SUDDES: No chance of fixing General Assembly unless Ohioans require fairness in redistricting

Credit: LARRY HAMEL-LAMBERT

Credit: LARRY HAMEL-LAMBERT

Like people trapped in abusive relationships, Ohioans are at the mercy of a bickering, dysfunctional, gerrymandered General Assembly run by Republicans whose antics are enabled in part by Statehouse Democrats’ passivity.

Rivalries among and grandstanding by Republicans in the Ohio House and Senate mean that – at this writing – there’s no guarantee presumptive Democratic presidential nominee Joe Biden will appear on Ohio’s November ballot. And – again, at this writing – Statehouse Democrats seem indifferent to what amounts to a down-market coup d’etat, evidently thinking, as did Charles Dickens’s Mr. Micawber, that something will turn up.

True, there was last week’s slap-down of the General Assembly’s repeated violations of the Ohio Constitution’s promise of home rule to cities and villages.

Franklin County Common Pleas Judge Mark Serrott blocked a law passed by legislators over Republican Gov. Mike DeWine’s veto, Substitute House Bill 513, sponsored by Republican Reps. Jon Cross, of Findlay, and Bill Roemer, of Richfield. It would have prohibited regulations by cities and villages of tobacco products and alternative nicotine products (i.e., flavored tobacco products).

The pre-emption was a bid by Republicans, allied with private interests, to force Ohioans to look to the Statehouse – good luck with that – rather than to city and village halls to resolve local problems.

Beginning roughly 20 years ago, the legislature went into high gear handcuffing municipal voters over local issues, notably in 2004, when it passed HB 278, sponsored by then-Rep. Thomas Niehaus, a suburban Cincinnati Republican, later Ohio Senate president.
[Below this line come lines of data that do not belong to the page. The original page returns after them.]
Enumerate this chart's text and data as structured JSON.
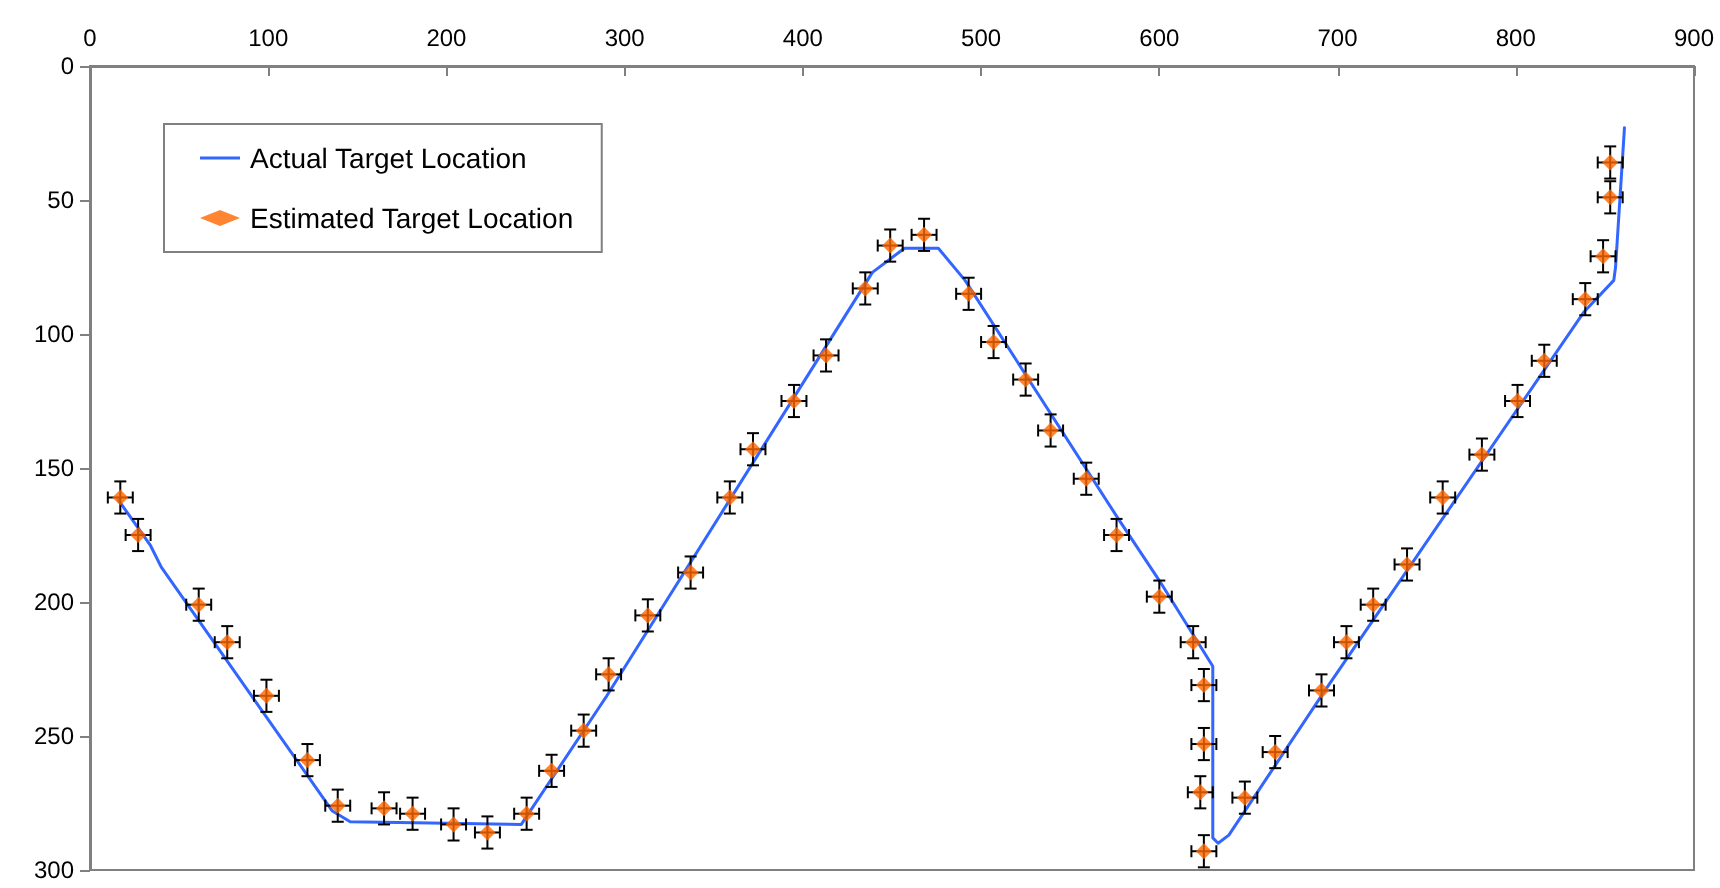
{
  "chart_data": {
    "type": "line",
    "xlim": [
      0,
      900
    ],
    "xticks": [
      0,
      100,
      200,
      300,
      400,
      500,
      600,
      700,
      800,
      900
    ],
    "ylim": [
      300,
      0
    ],
    "yticks": [
      0,
      50,
      100,
      150,
      200,
      250,
      300
    ],
    "grid": false,
    "legend": "top left",
    "series": [
      {
        "name": "Actual Target Location",
        "type": "line",
        "color": "#3366ff",
        "marker": "none",
        "line_style": "solid",
        "x": [
          16,
          34,
          40,
          136,
          146,
          242,
          286,
          290,
          439,
          457,
          476,
          491,
          577,
          600,
          630,
          630,
          630,
          633,
          639,
          693,
          838,
          855,
          856,
          861
        ],
        "values": [
          162,
          179,
          187,
          278,
          282,
          283,
          239,
          235,
          77,
          68,
          68,
          80,
          169,
          192,
          224,
          229,
          288,
          290,
          287,
          233,
          92,
          80,
          75,
          23
        ]
      },
      {
        "name": "Estimated Target Location",
        "type": "scatter",
        "color": "#ff6600",
        "marker": "diamond",
        "x": [
          17,
          27,
          61,
          77,
          99,
          122,
          139,
          165,
          181,
          204,
          223,
          245,
          259,
          277,
          291,
          313,
          337,
          359,
          372,
          395,
          413,
          435,
          449,
          468,
          493,
          507,
          525,
          539,
          559,
          576,
          600,
          619,
          625,
          625,
          623,
          625,
          648,
          665,
          691,
          705,
          720,
          739,
          759,
          781,
          801,
          816,
          839,
          849,
          853,
          853
        ],
        "values": [
          161,
          175,
          201,
          215,
          235,
          259,
          276,
          277,
          279,
          283,
          286,
          279,
          263,
          248,
          227,
          205,
          189,
          161,
          143,
          125,
          108,
          83,
          67,
          63,
          85,
          103,
          117,
          136,
          154,
          175,
          198,
          215,
          231,
          253,
          271,
          293,
          273,
          256,
          233,
          215,
          201,
          186,
          161,
          145,
          125,
          110,
          87,
          71,
          49,
          36
        ],
        "errors": [
          6,
          6,
          6,
          6,
          6,
          6,
          6,
          6,
          6,
          6,
          6,
          6,
          6,
          6,
          6,
          6,
          6,
          6,
          6,
          6,
          6,
          6,
          6,
          6,
          6,
          6,
          6,
          6,
          6,
          6,
          6,
          6,
          6,
          6,
          6,
          6,
          6,
          6,
          6,
          6,
          6,
          6,
          6,
          6,
          6,
          6,
          6,
          6,
          6,
          6
        ],
        "xerrors": [
          7,
          7,
          7,
          7,
          7,
          7,
          7,
          7,
          7,
          7,
          7,
          7,
          7,
          7,
          7,
          7,
          7,
          7,
          7,
          7,
          7,
          7,
          7,
          7,
          7,
          7,
          7,
          7,
          7,
          7,
          7,
          7,
          7,
          7,
          7,
          7,
          7,
          7,
          7,
          7,
          7,
          7,
          7,
          7,
          7,
          7,
          7,
          7,
          7,
          7
        ]
      }
    ]
  }
}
The Niehaus bill denies Ohio’s 900-plus cities and villages any authority over “permitting, location, and spacing of oil and gas wells.” You don’t fancy a fracking rig in your neighborhood? Don’t bother griping to your mayor; you must complain instead to Columbus, to the state’s oil-and-gas (promoting) bureaucracy.

Meanwhile, in what can only be called a breathtaking risk to Ohio’s parks and preserves, the General Assembly has allowed (and DeWine has implemented) fracking for oil and gas under state parks, something that – to his credit – Republican then-Gov. John R. Kasich stymied.

The chronicle of voter misfortune at the Statehouse rolls on and on, in part because of a split among Ohio House Republicans and rivalry between the legislature’s GOP leaders, House Speaker Jason Stephens, of Gallia County’s Kitts Hill, and Senate President Matt Huffman, of Lima. Huffman will be elected to the House in November and wants to grab its gavel from Stephens.

A sour fruit of that rivalry: Unwillingness by Huffman’s Senate and Stephens’s House to agree on a bill to make sure Biden will be on Ohio’s November presidential ballot, because of personal rivalry and the mulish, brainless partisanship of some rank-and-file General Assembly members.

Yes, the HB 6/FirstEnergy scandal sent an ex-House speaker (Republican Larry Householder, of Perry County) and former Republican State Chair Matt Borges to federal prison. The HB 6 affair also likely contributed to the suicides of lobbyist Neil S. Clark and former Public Utilities Commission of Ohio Chair Samuel Randazzo, a DeWine appointee.

But HB 6 still costs Ohioans millions of dollars in extra monthly electricity charges, benefiting AES (Dayton Power and Light), American Electric Power, and Duke Energy. (And HB 6 only became law because nine House Democrats voted for it.) The bill’s prime sponsors were now-Sen. Shane Wilkin, of Hillsboro, and Rep. Jamie Callender, of Concord, both Republicans.

Bottom line: There’s virtually no chance of curing the General Assembly’s irresponsibility unless Ohioans voters require fairness in how the state’s now-party-rigged legislative districts are drawn. Otherwise, the clowns will keep running the circus – and running Ohio into the ground.

Update: Late Thursday, a clearly irked DeWine ordered the General Assembly into a special session, to be held Tuesday and Wednesday, to address the Biden ballot issue. It’s likely, but not certain, that his move will get results. If not, everyone will likely see each other in court.